Washington could be poised for more action at the deadline, too, as it looks to continue a protracted rebuild. The Young trade gives the Wizards an experienced, high-profile player to join an intriguing young core that includes Alex Sarr and Kyshawn George. Because it was a two-for-one deal, it also opens up a roster spot. Washington will have about $30 million in salary cap space next offseason, as it stands now, and could use it to lure other veterans to join Young, Sarr, George, Bilal Coulibaly and a potential lottery pick.
The best of Sports Illustrated
- Jon Wertheim paints a picture of how Curt Cignetti found a way turn Indiana into a bona fide football school.
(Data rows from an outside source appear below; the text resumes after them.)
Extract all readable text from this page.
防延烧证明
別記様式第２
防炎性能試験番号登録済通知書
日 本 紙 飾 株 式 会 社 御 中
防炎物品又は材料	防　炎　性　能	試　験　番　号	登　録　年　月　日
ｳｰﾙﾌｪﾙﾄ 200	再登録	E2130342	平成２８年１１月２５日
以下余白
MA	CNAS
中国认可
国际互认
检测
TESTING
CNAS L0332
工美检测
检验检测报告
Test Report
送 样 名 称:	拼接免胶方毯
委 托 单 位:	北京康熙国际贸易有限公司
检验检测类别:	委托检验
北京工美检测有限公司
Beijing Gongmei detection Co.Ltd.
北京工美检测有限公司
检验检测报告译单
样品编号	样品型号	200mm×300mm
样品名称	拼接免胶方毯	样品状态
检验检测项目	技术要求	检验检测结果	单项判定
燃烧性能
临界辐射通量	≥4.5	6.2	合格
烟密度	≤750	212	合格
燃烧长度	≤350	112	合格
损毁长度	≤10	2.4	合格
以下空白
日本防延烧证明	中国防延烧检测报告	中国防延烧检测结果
- The Peanut Punch changed defensive football, and the skill has evolved far beyond the technique Charles Tillman originally deployed. Greg Bishop traces the Peanut Punch’s origin story, how the strike has been refined and what the future of punchouts could look like.
- Chris Mannix examines what the Trae Young trade says about the Hawks’ future.
- Pat Forde shows how Lane Kiffin is the common thread tying together college football’s two biggest messes of the moment.
- In his latest mailbag, Albert Breer explores how John Harbaugh’s firing could give quarterback Lamar Jackson more leverage for a new deal.
- The Hurricanes are the lone College Football Playoff team left with a history of success, and they want to add another title on their home field this season, writes Bryan Fischer.
The top five…
… things I saw last night:
5. Some slick hand-eye coordination by the Canadiens’ Cole Caufield.
4. Macklin Celebrini’s sweet moves to score a late game-tying goal for the Sharks. San Jose went on to beat the Kings in overtime. (Celebrini was named to Canada’s Olympic roster last week. He’ll be the first teenager to represent Canada at an Olympics featuring NHL players.)
3. Kentucky guard Otega Oweh’s first-half buzzer beater from the opposite free-throw line.
2. Immanuel Quickley’s game-winning buzzer beater for the Raptors. Just as good as Quickley’s shot was the call by the always excitable Hornets announcer Eric Collins.
1. The outrageous finish to the Magic-Nets game. First, Brooklyn’s Egor Dёmin banked home a three to give his team the lead. Then, Orlando’s Paolo Banchero hit a game-winner three at the buzzer—also off the glass.